A recent article in the Journal du Net refers to a well-known rule of academic business ethics: “If it’s not me, it’ll be someone else.” It was used here, not in relation to business life, but in relation to cheating on online exams. In this article, we discuss the logic of this rule and its moral consequence.

There is now a market for cheating on online exams (at least, it seems, in France). Teachers are ready to substitute themselves for students to take tests on the Internet. This service would of course be paid for. The French Journal du Net explains the means by which demand (from some students) and supply (from some teachers) can meet and lead to a “contractualisation.”

In the article, two teachers were asked why they accept such practices as they know that they violate their professional ethics – and, more broadly, the prescriptions of general morality. After offering justifications based on current circumstances, they quoted this formula:

(a) “If it’s not me, then it’ll be someone else.”

For the person who knowingly and freely acts immorally, this kind of impersonal formula has three “advantages.”

First, it exempts the perpetrator of the immoral act from describing it in a substantive way. In this case, cheating and contributing to the moral corruption of students is simply removed.

Second, the formula contains a form of generality. It does not say: (b) “If I don’t do it, anyone else will.” It merely observes that, (c) “If I don’t do it, there is at least one person who will do it for me.” But this existential quantification is misleading and insidious. The “it’ll be someone else” of formula (a) does not designate a closed and well-defined set. It suggests a universal quantification that allows the perpetrator of the immoral act to believe in an alleviation of his moral responsibility – or at least, the concept of belief being perhaps a little too demanding, to feel it.

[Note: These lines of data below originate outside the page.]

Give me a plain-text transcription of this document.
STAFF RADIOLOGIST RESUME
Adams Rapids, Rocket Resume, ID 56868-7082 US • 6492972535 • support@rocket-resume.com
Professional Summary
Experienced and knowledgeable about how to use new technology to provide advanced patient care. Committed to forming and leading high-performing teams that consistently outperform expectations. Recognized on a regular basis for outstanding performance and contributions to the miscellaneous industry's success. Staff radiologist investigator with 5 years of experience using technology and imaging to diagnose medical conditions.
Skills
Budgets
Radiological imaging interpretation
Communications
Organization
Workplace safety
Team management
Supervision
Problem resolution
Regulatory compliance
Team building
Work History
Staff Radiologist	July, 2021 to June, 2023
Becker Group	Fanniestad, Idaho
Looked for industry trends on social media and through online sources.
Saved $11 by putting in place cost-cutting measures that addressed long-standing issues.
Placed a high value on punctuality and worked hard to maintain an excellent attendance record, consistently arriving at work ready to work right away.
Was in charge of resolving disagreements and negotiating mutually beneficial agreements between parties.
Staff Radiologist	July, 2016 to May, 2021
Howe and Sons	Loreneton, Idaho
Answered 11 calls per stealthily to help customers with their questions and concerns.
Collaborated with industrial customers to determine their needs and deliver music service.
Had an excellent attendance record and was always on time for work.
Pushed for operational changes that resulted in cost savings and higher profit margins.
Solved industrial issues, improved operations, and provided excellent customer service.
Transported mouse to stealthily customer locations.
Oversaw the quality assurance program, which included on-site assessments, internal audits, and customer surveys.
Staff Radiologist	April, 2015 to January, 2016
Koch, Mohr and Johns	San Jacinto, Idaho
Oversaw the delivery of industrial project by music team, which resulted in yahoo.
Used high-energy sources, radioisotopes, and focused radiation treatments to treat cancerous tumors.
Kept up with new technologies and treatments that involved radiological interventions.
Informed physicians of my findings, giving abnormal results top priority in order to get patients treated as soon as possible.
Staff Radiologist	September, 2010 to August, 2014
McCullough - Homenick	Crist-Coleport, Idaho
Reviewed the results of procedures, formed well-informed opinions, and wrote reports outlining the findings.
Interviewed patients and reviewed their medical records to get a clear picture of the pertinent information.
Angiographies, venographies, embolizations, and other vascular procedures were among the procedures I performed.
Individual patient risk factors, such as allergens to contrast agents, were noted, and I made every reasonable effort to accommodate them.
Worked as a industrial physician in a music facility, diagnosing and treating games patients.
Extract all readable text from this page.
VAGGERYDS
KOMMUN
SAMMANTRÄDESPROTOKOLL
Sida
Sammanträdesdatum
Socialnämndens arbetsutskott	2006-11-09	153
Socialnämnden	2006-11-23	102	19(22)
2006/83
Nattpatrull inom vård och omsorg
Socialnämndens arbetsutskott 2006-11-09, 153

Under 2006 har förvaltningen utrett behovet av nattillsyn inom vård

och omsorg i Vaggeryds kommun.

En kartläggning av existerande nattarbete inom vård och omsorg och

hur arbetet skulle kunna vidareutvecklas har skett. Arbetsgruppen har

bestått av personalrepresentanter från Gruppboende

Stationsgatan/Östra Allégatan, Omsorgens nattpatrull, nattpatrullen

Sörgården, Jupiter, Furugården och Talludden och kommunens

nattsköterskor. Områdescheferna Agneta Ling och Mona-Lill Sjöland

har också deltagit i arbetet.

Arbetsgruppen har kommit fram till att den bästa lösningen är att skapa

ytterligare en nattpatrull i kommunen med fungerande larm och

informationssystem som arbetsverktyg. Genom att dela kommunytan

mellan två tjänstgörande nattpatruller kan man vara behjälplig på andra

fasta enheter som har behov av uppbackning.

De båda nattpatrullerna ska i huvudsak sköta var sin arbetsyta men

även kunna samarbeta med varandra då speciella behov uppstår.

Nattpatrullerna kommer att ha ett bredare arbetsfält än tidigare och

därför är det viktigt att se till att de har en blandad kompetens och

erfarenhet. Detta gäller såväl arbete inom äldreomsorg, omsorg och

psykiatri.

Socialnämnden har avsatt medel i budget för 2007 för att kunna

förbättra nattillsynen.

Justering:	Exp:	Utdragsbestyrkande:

Finally, formula (a) has the advantage that it is not context-specific. It can be applied to many situations. When companies offer lists of “grey zone rules” (sort of rules that allow and justify weakly immoral actions) in their code of conduct, they warn their employees of the dangers of applying them. These rules include “I can do it because everyone else is doing it,” “If it’s not against the law, it’s allowed,” “That’s the way it’s always been done,” “That’s the way the system works,” and, of course, our “If it’s not me, it’ll be someone else” formula.

While these rules may, as in the case of cheating in online exams, be put forward as justifications, they are also likely to be present in the deliberation that precedes action. If so, they encourage the immoral action. Formula (a) does this in two ways: it seduces with the “benefits” we discussed earlier and it avoids including moral elements in the deliberation that should be there. In the case of cheating on online exams, these moral elements include the violation of professional duties, the corruption of the values of others, and the corruption of one’s own values.

For a teacher to invoke such a rule – “If it’s not me, it’ll be someone else” – to justify immoral conduct is deeply dishonest. It would be less serious, from a moral perspective, to advance only arguments about circumstances, arguments with substantive content. But the impersonal nature of the rule allows those involved to artificially separate themselves from their actions, much in the way that a role may seem external to themselves.

However, it is not roles (that of the teacher who accepts cheating and that of the student who solicits it) that are dishonest in this case. It is the people themselves, the singular individuals. This adds to the inappropriateness and sinister nature of this type of justification.

Alain Anquetil


(1) “Frauder aux examens en ligne, simple comme une annonce sur Leboncoin,” Journal du Net, 23 February 2021.